Two of her friends, brothers, decided to stay in their NO home for Katrina because it would be too difficult to move their elderly mother. (Either they didn't have transportation or it was a pick up but there was some reason they just couldn't drive out of the city.) Confined to a wheelchair and suffering from Alzheimer's, she was fragile, often unresponsive, although sometimes they'd see a light in her eyes when they spoke to her. She liked watching "Golden Girls" and, although she didn't speak, she did laugh. Sometimes, her sons would see her rocking slightly and laughing, "Hee hee hee hee" during the show.

Their house didn't flood during the storm. They didn't have electricity and it was hella hot, but they couldn't leave. Worried about their mother, they moved her outside to the front porch where they took turns fanning her. They were out there when a National Guard truck came by. It saw them, stopped, and dropped off some water. They were thrilled.

The next day, the brothers were on the porch. Their mother was inside. One Guard truck rolled down the street and the brothers waved, expecting it to stop and leave food or some supplies. It rolled on. A second truck passed later.

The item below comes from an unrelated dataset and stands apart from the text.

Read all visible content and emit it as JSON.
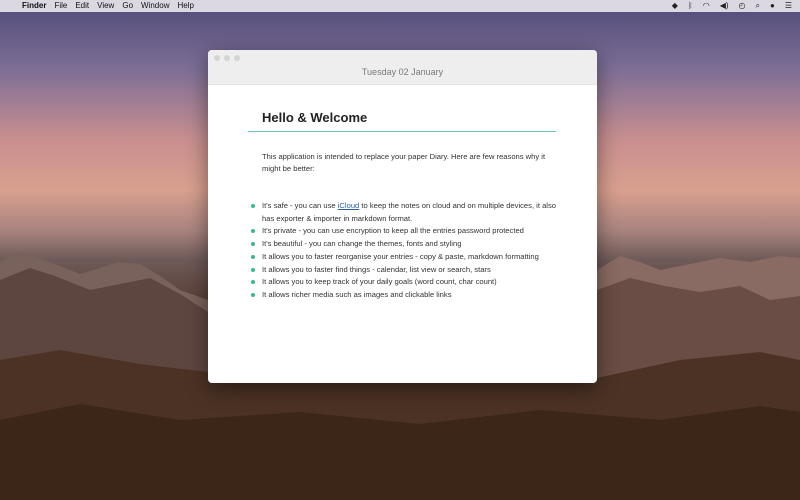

Again, they waved but the truck kept on going.

They knew what they were missing.

"Ma," they said, "We've got to bring you outside again. Because people will stop for you. Nobody stops for us. We're sorry."

And she just laughed, they said, her little "Hee, hee, hee, hee," head shaking. She loved being useful and needed. She went outside and -- sure enough -- someone stopped by with MRE's later that day.

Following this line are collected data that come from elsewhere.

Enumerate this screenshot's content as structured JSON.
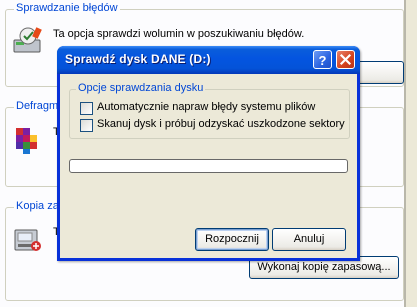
{
  "background": {
    "error_check": {
      "title": "Sprawdzanie błędów",
      "description": "Ta opcja sprawdzi wolumin w poszukiwaniu błędów.",
      "icon": "disk-check-icon"
    },
    "defrag": {
      "title": "Defragmentacja",
      "description": "Ta opcja zdefragmentuje pliki na woluminie.",
      "icon": "defrag-icon"
    },
    "backup": {
      "title": "Kopia zapasowa",
      "description": "Ta opcja wykona kopię zapasową plików na woluminie.",
      "icon": "backup-icon",
      "button_label": "Wykonaj kopię zapasową..."
    }
  },
  "dialog": {
    "title": "Sprawdź dysk DANE (D:)",
    "help_label": "?",
    "close_label": "✕",
    "options_title": "Opcje sprawdzania dysku",
    "options": [
      {
        "label": "Automatycznie napraw błędy systemu plików",
        "checked": false
      },
      {
        "label": "Skanuj dysk i próbuj odzyskać uszkodzone sektory",
        "checked": false
      }
    ],
    "progress_fraction": 0,
    "start_label": "Rozpocznij",
    "cancel_label": "Anuluj"
  },
  "colors": {
    "group_title": "#0046d5",
    "titlebar": "#0454e0",
    "close_button": "#d4421d"
  }
}
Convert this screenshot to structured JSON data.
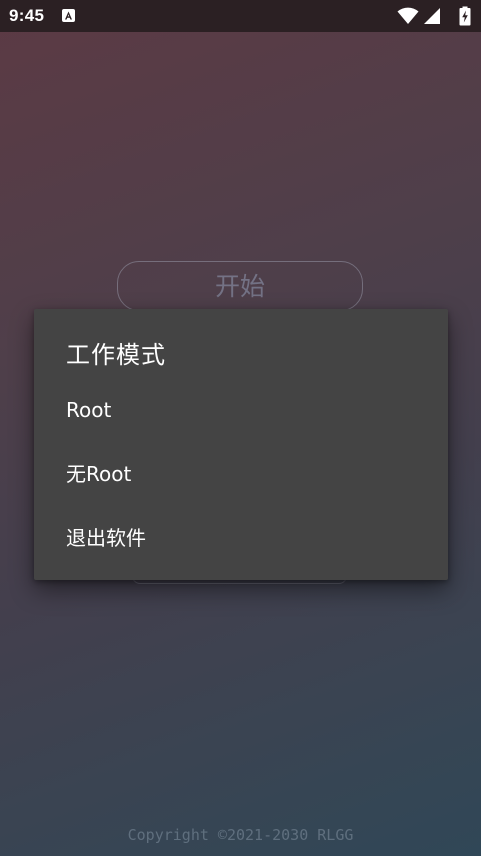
{
  "status_bar": {
    "time": "9:45",
    "icons": [
      "notification-a-icon",
      "wifi-icon",
      "signal-icon",
      "battery-charging-icon"
    ]
  },
  "main": {
    "start_button_label": "开始"
  },
  "dialog": {
    "title": "工作模式",
    "items": [
      {
        "label": "Root"
      },
      {
        "label": "无Root"
      },
      {
        "label": "退出软件"
      }
    ]
  },
  "footer": {
    "copyright": "Copyright ©2021-2030 RLGG"
  },
  "colors": {
    "dialog_background": "#444444",
    "status_bar_background": "#2b2023",
    "text_primary": "#ffffff"
  }
}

She died a year after the storm, her sons by her hospital bed.

Tuesday, May 8, 2007

Our Final Weeks

I'm so bummed, in advance, about leaving that I haven't felt like blogging.

We've begun to make leaving preparations: The cats have a flight back home. We're talking about what route we'll take. We're making arrangements to return out kick ass mattress. My copious amount of Mardi Gras beads have a place to stay until Mardi Gras '08.

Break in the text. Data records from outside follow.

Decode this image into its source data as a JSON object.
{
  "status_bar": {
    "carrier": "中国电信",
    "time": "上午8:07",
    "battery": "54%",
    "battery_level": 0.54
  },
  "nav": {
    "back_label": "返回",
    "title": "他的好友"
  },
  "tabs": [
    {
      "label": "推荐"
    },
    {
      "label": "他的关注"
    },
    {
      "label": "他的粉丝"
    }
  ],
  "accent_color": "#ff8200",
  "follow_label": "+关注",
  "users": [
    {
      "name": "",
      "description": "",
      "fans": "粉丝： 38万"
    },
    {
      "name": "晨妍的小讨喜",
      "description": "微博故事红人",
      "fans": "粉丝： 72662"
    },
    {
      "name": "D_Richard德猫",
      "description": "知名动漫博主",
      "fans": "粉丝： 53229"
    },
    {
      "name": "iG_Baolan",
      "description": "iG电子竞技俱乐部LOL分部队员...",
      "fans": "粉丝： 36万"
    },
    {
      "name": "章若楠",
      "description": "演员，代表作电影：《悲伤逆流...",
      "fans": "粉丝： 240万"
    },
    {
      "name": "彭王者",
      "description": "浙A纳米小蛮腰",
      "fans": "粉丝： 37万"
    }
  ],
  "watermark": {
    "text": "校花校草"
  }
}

We've also made a list of things we have to do/people we have to see before we go. This list includes eating at Todd English's restaurant because my mother requires it. Apparently, she is madly in love with Chef English and doesn't care if his restaurant has garnered mediocre reviews. (I don't know but she may expect me to slip him her phone number. I might, because it would be cool to have a cook in the family. Dad especially would enjoy that, despite the weirdness of it all.)

Otherwise, life is pretty much the same. We had Jazz Fest for the past two weekends, so that was awesome. I continue to be a gutting master. Today, we did a house Uptown that hadn't flooded but had suffered roof damage in the storm and it looked like it had had water up to the rafters, so gross and destroyed it was. It was dirty work, with plaster walls and so much dust you couldn't see at times, but a good gut. This is the second time I've worked for the owner, George. (The house is a double and last time, we only finished emptying and partially gutting one side.) Last time, George gave us drinks and snacks. This time, he did that -- and more. He fried a whole turkey and made a vat of jambalaya. It was the best turkey I've ever eaten. I mean, I've had fried turkey before, but this was so juicy and flavorful -- he fries it in peanut oil -- that I could have eaten it for all three meals.

George was modest about his food but told us that when he rebuilds, he's putting in a super big kitchen because he loves cooking. He was naturally a quiet man, the kind who looks down when he smiles, and so sweet. He introduced us to his girlfriend and one of his oldest friends and I really got a glimpse into his life. Of course, he invited us back when things were finished, even if it was years in the future. I wonder if I'll ever see him again.

And then I got to thinking that, at one point, I was spending a lot of time at a house about two blocks from George's. But if the storm hadn't hit, I never would have met him. And I never would have met Mr. L or Gloria or Heidi or Suzanne or all of these wonderful people that have filled our lives these past few months.

So Katrina, you bitch, thank you. I've had a lot of people tell me that good things always come from bad and I'm almost believing them.